I found that this is one of the few areas where aphantasia is a strong advantage :D
I can't help you finding better metaphors beside "it's like charge but different" as I have "accepted" the whole quantum topic as math that for some random reason can be used to make predictions which accidently correlate to our reality...
Maybe a helpful visualization is one of the precursors to quantum field theory, Dirac's sea.
The idea is that you can think of a particle as sitting on top of the surface of the "sea" while an anti particle is represented by a hole in the surface, large enough to fit one particle. When a particle encounters such a hole, it naturally drops down into it and settles there. This essentially "destroys" both the particle and the hole (the anti particle).
So essentially the opposite charge, spin, etc of a particle and anti particle are a consequence of their opposition in their fields, not the cause for the annihilation.
I live under the impression that we don't conclusively know, although some headway was made. There is a chance that neutrinos are their own antiparticles. I think the right term to start a search on the topic is Majorana particles. This theory was featured in Project Hail Mary by Andy Weir, BTW.
I apologise, I don't have time for a more exhaustive explnation, I would have to study it again first. If you want, I can try to have a look at it later.
If that is so, if neutrinos really are their own antiparticle, would that theoretically mean that there is no such thing as neutrino annihilation?
Like photons, which are their own antiparticle, and don't annihilate on contact with each other, but those are bosons with a completely different spin, and also have zero rest mass, unlike neutrinos/antineutrinos, which DO have mass, but seem to somehow draw it out from something other than the Higgs Field.
Huh, I never really thought about boson antiparticles, thanks for driving me to it.
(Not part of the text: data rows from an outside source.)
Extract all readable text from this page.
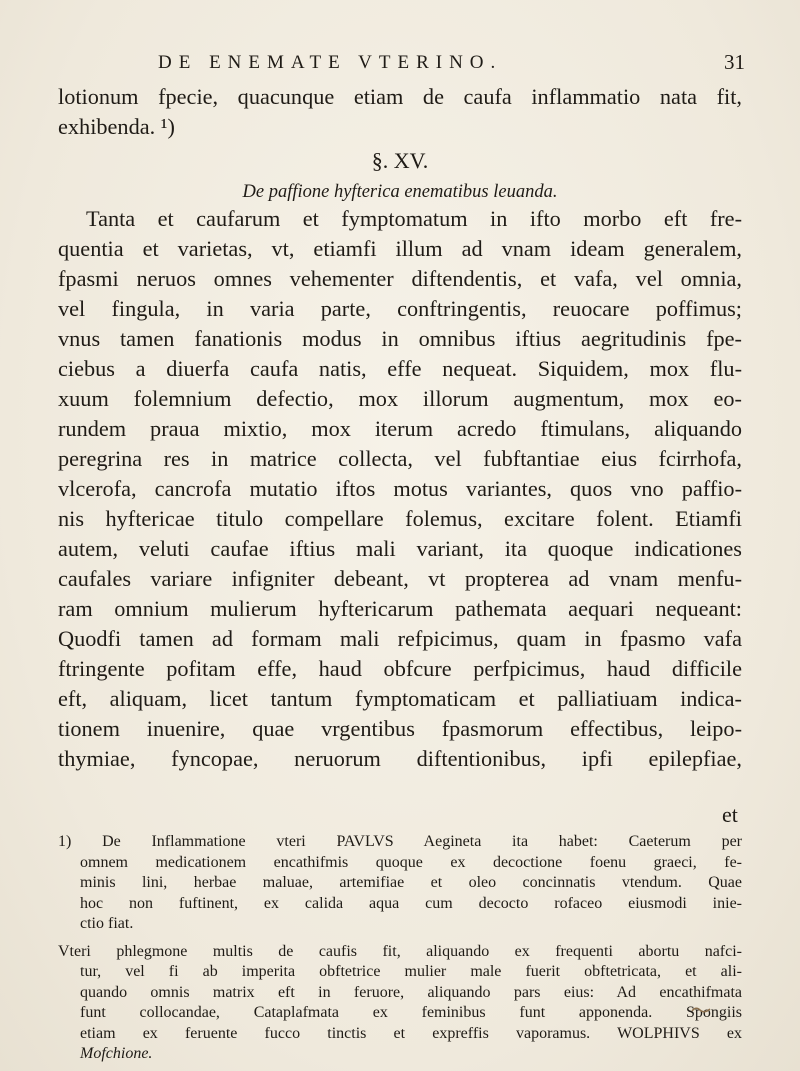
DE ENEMATE VTERINO.	31
lotionum fpecie, quacunque etiam de caufa inflammatio nata fit,
exhibenda. ¹)
§. XV.
De paffione hyfterica enematibus leuanda.
Tanta et caufarum et fymptomatum in ifto morbo eft fre-
quentia et varietas, vt, etiamfi illum ad vnam ideam generalem,
fpasmi neruos omnes vehementer diftendentis, et vafa, vel omnia,
vel fingula, in varia parte, conftringentis, reuocare poffimus;
vnus tamen fanationis modus in omnibus iftius aegritudinis fpe-
ciebus a diuerfa caufa natis, effe nequeat. Siquidem, mox flu-
xuum folemnium defectio, mox illorum augmentum, mox eo-
rundem praua mixtio, mox iterum acredo ftimulans, aliquando
peregrina res in matrice collecta, vel fubftantiae eius fcirrhofa,
vlcerofa, cancrofa mutatio iftos motus variantes, quos vno paffio-
nis hyftericae titulo compellare folemus, excitare folent. Etiamfi
autem, veluti caufae iftius mali variant, ita quoque indicationes
caufales variare infigniter debeant, vt propterea ad vnam menfu-
ram omnium mulierum hyftericarum pathemata aequari nequeant:
Quodfi tamen ad formam mali refpicimus, quam in fpasmo vafa
ftringente pofitam effe, haud obfcure perfpicimus, haud difficile
eft, aliquam, licet tantum fymptomaticam et palliatiuam indica-
tionem inuenire, quae vrgentibus fpasmorum effectibus, leipo-
thymiae, fyncopae, neruorum diftentionibus, ipfi epilepfiae,
et
1) De Inflammatione vteri PAVLVS Aegineta ita habet: Caeterum per
omnem medicationem encathifmis quoque ex decoctione foenu graeci, fe-
minis lini, herbae maluae, artemifiae et oleo concinnatis vtendum. Quae
hoc non fuftinent, ex calida aqua cum decocto rofaceo eiusmodi inie-
ctio fiat.
Vteri phlegmone multis de caufis fit, aliquando ex frequenti abortu nafci-
tur, vel fi ab imperita obftetrice mulier male fuerit obftetricata, et ali-
quando omnis matrix eft in feruore, aliquando pars eius: Ad encathifmata
funt collocandae, Cataplafmata ex feminibus funt apponenda. Spongiis
etiam ex feruente fucco tinctis et expreffis vaporamus. WOLPHIVS ex
Mofchione.
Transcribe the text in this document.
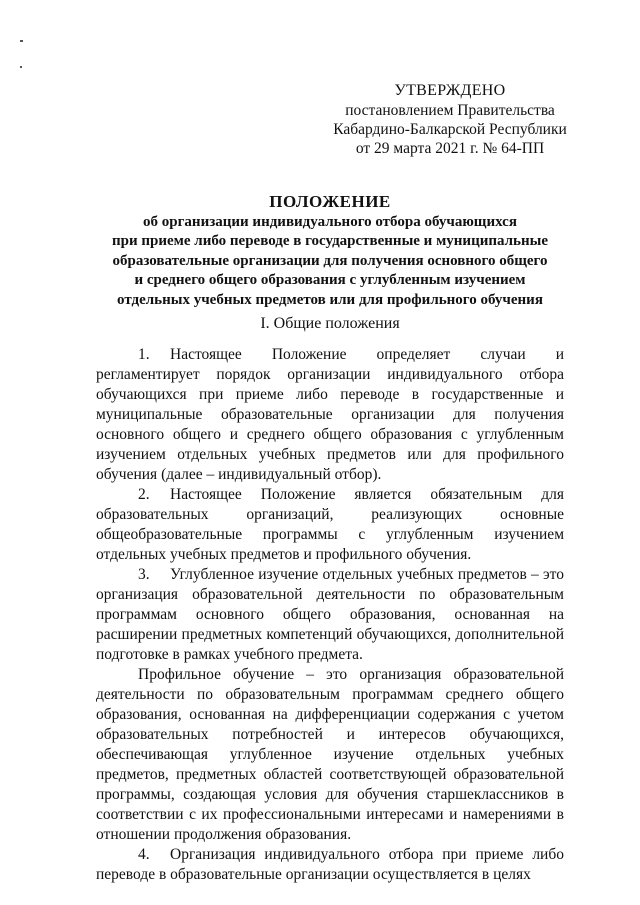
УТВЕРЖДЕНО
постановлением Правительства
Кабардино-Балкарской Республики
от 29 марта 2021 г. № 64-ПП
ПОЛОЖЕНИЕ
об организации индивидуального отбора обучающихся
при приеме либо переводе в государственные и муниципальные
образовательные организации для получения основного общего
и среднего общего образования с углубленным изучением
отдельных учебных предметов или для профильного обучения
I. Общие положения

1. Настоящее Положение определяет случаи и регламентирует порядок организации индивидуального отбора обучающихся при приеме либо переводе в государственные и муниципальные образовательные организации для получения основного общего и среднего общего образования с углубленным изучением отдельных учебных предметов или для профильного обучения (далее – индивидуальный отбор).

2. Настоящее Положение является обязательным для образовательных организаций, реализующих основные общеобразовательные программы с углубленным изучением отдельных учебных предметов и профильного обучения.

3. Углубленное изучение отдельных учебных предметов – это организация образовательной деятельности по образовательным программам основного общего образования, основанная на расширении предметных компетенций обучающихся, дополнительной подготовке в рамках учебного предмета.

Профильное обучение – это организация образовательной деятельности по образовательным программам среднего общего образования, основанная на дифференциации содержания с учетом образовательных потребностей и интересов обучающихся, обеспечивающая углубленное изучение отдельных учебных предметов, предметных областей соответствующей образовательной программы, создающая условия для обучения старшеклассников в соответствии с их профессиональными интересами и намерениями в отношении продолжения образования.

4. Организация индивидуального отбора при приеме либо переводе в образовательные организации осуществляется в целях
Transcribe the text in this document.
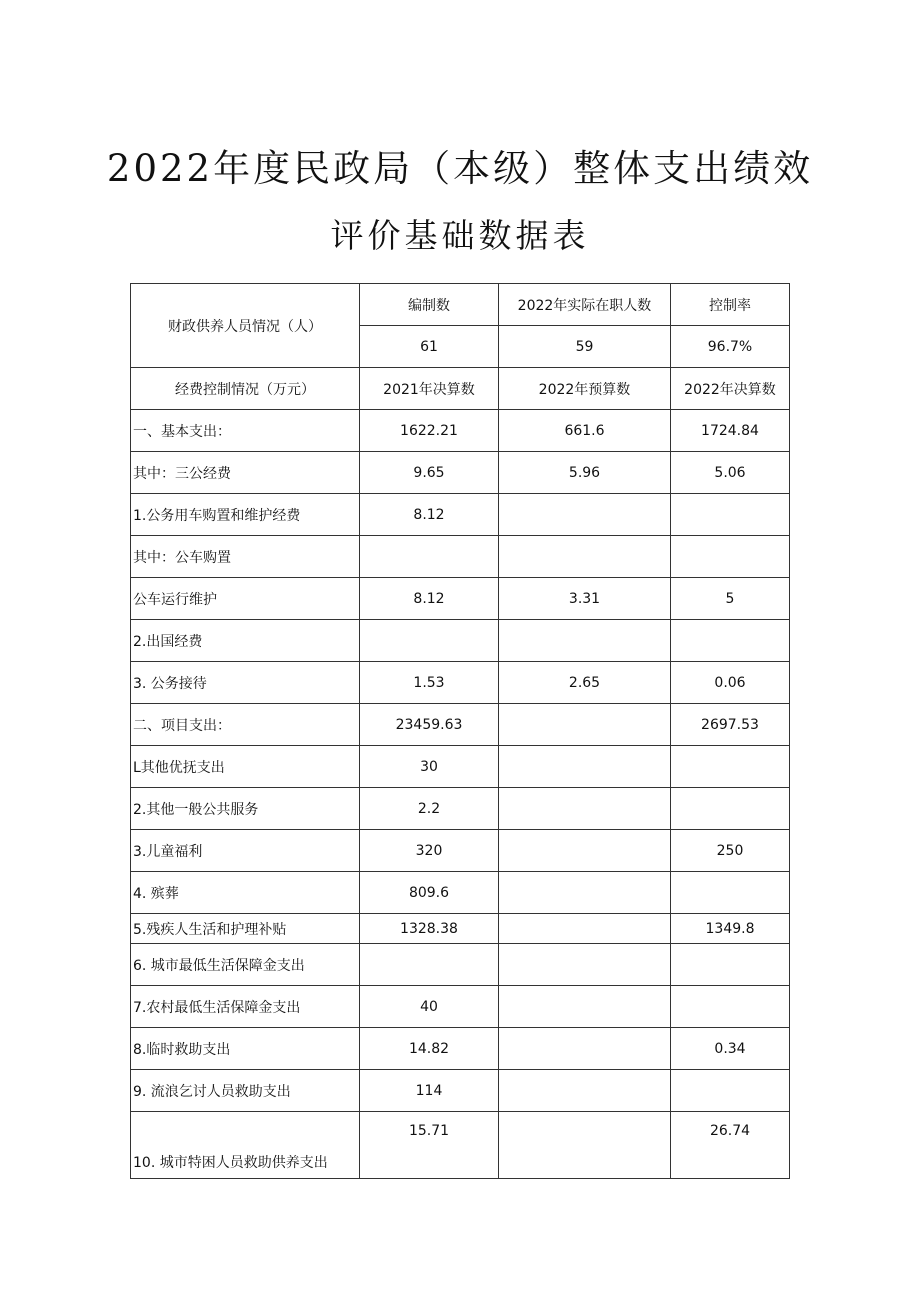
2022年度民政局（本级）整体支出绩效
评价基础数据表
财政供养人员情况（人）	编制数	2022年实际在职人数	控制率
	61	59	96.7%
经费控制情况（万元）	2021年决算数	2022年预算数	2022年决算数
一、基本支出：	1622.21	661.6	1724.84
其中：三公经费	9.65	5.96	5.06
1.公务用车购置和维护经费	8.12		
其中：公车购置			
公车运行维护	8.12	3.31	5
2.出国经费			
3. 公务接待	1.53	2.65	0.06
二、项目支出：	23459.63		2697.53
L其他优抚支出	30		
2.其他一般公共服务	2.2		
3.儿童福利	320		250
4. 殡葬	809.6		
5.残疾人生活和护理补贴	1328.38		1349.8
6. 城市最低生活保障金支出			
7.农村最低生活保障金支出	40		
8.临时救助支出	14.82		0.34
9. 流浪乞讨人员救助支出	114		
10. 城市特困人员救助供养支出	15.71		26.74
I did a little digging and I'm happy to report that what I wrote seems to be accurate, it isn't known whether neutrinos are their own antiparticles or not. The term Majorana particle only applies to fermions, which I didn't know.
As for photon-photon annihilation, why do you think it can't happen? Annihilation is when 2 particles collide and produce a bunch of other particles, often photons, but not necessarily. Does that not happen to photons?
For possible neutrino-neutrino annihilation, my quick uninformed search suggested that possible neutrinoless double beta decay may be interpreted as annihilation of neutrinos. The wiki particle says it would require change of the neutrino to a right-handed one, which seems like a requirement for annihilation anyway? I don't know, I really barely know anything about this stuff. But it seems that if neutrino is its own antiparticle, its annihilation with itself is not obviously out of the question.
I had no idea we don't know where they take their mass. That's very, very interesting, thank you!